Although music is an important part of my life, it is by no means my only passion. I am still interested in so many things. If I weren’t a musician, I would definitely be a chef. I love to cook! My two grandmothers taught me at a young age, how to bake and cook , and cooking as been an important part of my life since then. I often fantasize about being a professional Chef—an outstanding and highly trained one like my cousin, John Piliouras, who was a chef at Molyvos, a restaurant near Carnegie Hall in New York City . When I’m not cooking, I’m reading about cooking! I have taken books out of the library on knife technique and knives, garnishes, hors d’oeuvres, cakes, breads, desserts and more and even subscribe to a couple of cooking magazines.
I have had a couple of old British cars, one of which I am constantly working on which uses up quite a bit of my time away from the BSO. I also run a company that makes small percussion instruments: “Locke Percussion.” In addition, I teach at The Baltimore School for the Arts, the Peabody Institute, and Goucher College. So life is busy.
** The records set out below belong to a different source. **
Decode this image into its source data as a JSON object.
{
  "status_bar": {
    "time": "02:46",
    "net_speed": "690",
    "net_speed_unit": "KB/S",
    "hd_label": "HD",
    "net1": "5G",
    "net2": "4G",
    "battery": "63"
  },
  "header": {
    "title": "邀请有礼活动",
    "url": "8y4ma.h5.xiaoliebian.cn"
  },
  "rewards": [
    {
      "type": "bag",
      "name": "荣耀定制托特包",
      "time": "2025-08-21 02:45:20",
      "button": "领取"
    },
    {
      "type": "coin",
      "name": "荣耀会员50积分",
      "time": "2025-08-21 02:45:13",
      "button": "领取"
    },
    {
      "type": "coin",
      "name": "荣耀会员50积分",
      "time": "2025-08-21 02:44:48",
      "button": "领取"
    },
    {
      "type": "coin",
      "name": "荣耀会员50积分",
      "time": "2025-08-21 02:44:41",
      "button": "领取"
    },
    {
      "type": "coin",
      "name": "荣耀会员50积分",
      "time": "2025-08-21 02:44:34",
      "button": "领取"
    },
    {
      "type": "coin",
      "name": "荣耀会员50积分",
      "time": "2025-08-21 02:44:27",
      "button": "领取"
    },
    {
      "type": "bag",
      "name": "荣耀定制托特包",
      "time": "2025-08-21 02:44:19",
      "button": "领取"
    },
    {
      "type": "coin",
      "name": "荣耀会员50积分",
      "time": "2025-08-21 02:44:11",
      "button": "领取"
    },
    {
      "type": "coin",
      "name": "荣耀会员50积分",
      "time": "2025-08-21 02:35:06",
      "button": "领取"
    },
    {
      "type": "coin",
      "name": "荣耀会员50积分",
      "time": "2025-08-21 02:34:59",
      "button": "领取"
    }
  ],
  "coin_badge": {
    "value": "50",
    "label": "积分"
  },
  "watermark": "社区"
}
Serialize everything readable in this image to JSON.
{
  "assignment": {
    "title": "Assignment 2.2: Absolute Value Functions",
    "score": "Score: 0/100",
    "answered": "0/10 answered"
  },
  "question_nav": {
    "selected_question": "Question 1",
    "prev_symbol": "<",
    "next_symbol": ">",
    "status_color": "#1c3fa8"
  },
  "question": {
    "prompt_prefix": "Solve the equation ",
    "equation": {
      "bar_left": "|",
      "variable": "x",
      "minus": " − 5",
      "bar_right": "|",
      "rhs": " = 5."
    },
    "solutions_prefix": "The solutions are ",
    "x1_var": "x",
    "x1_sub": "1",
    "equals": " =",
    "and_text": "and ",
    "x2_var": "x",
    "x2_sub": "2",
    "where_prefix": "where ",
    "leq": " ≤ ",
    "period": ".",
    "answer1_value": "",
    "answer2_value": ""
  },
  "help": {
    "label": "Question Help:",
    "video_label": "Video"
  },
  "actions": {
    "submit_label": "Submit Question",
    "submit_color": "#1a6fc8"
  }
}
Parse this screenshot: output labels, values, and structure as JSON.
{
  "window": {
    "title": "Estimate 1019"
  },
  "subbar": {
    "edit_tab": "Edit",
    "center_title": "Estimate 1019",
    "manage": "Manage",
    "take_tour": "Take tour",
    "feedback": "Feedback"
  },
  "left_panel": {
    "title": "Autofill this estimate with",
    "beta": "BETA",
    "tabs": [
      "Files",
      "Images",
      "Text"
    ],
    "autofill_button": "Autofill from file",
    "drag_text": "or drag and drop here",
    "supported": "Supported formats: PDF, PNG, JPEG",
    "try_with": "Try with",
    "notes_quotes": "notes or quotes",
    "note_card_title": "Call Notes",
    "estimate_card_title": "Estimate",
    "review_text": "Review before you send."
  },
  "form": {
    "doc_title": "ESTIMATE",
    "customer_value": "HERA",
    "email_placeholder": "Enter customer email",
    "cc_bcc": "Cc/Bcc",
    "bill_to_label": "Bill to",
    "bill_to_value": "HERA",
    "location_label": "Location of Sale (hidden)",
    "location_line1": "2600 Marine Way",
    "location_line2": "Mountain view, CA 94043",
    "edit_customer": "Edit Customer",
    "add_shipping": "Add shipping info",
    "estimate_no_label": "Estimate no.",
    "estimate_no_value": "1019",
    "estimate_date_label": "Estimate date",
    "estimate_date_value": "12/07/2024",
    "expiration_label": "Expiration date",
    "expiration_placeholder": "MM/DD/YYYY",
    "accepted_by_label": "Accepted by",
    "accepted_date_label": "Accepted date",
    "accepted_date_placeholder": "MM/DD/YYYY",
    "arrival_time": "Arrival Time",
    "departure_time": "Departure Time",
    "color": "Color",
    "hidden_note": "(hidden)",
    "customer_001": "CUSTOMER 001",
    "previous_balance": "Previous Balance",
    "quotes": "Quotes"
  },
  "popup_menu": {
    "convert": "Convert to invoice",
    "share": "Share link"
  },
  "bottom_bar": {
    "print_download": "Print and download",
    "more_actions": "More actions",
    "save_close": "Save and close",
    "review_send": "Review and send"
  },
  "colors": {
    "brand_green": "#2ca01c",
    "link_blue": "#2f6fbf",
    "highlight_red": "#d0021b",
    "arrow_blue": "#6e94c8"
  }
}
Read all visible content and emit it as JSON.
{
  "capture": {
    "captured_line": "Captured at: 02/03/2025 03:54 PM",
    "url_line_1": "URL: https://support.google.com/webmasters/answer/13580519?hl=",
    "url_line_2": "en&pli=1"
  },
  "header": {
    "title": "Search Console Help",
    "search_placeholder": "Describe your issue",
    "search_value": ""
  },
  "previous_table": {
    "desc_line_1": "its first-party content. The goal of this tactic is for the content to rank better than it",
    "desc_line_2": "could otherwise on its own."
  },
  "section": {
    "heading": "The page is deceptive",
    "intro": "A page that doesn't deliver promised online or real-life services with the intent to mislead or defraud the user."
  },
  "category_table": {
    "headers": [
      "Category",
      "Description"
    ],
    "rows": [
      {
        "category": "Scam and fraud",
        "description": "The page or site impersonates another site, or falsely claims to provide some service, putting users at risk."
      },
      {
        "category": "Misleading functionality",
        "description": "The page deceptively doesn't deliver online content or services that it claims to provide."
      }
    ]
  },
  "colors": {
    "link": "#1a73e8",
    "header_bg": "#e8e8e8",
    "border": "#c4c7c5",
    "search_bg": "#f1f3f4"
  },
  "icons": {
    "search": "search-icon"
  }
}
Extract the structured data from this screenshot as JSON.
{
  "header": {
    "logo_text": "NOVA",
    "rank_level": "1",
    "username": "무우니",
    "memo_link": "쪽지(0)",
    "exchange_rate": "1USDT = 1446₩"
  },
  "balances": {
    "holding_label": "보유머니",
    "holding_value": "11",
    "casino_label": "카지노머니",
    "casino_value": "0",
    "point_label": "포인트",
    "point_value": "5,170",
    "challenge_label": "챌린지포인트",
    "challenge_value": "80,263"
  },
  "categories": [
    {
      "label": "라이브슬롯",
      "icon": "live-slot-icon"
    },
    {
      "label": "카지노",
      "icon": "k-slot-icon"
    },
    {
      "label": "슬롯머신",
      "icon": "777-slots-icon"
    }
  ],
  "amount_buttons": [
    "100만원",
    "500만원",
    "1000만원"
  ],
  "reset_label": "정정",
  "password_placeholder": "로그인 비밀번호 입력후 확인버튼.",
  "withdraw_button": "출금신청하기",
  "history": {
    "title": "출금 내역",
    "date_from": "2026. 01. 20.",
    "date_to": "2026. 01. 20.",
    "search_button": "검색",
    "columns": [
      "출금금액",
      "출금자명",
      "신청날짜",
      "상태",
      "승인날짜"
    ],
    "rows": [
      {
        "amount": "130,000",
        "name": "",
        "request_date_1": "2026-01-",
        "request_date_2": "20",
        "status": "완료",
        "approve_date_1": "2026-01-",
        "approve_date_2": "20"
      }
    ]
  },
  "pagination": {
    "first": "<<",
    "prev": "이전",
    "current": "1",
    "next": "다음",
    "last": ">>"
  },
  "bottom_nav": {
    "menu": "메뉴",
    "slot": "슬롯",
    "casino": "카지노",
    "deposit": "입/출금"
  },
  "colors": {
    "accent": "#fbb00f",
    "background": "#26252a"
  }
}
But never too busy for the most important people in my life: my family. My wife Kathryn, who is a pianist, and son John Edgar are incredibly supportive of my endeavors. My son and I share time playing baseball, skiing, or biking to Pennsylvania. We are quite a team, especially when it comes to our shared love for cycling. I used to be the one coaxing him to join me; now he’s saying, “come on, dad—let’s go!”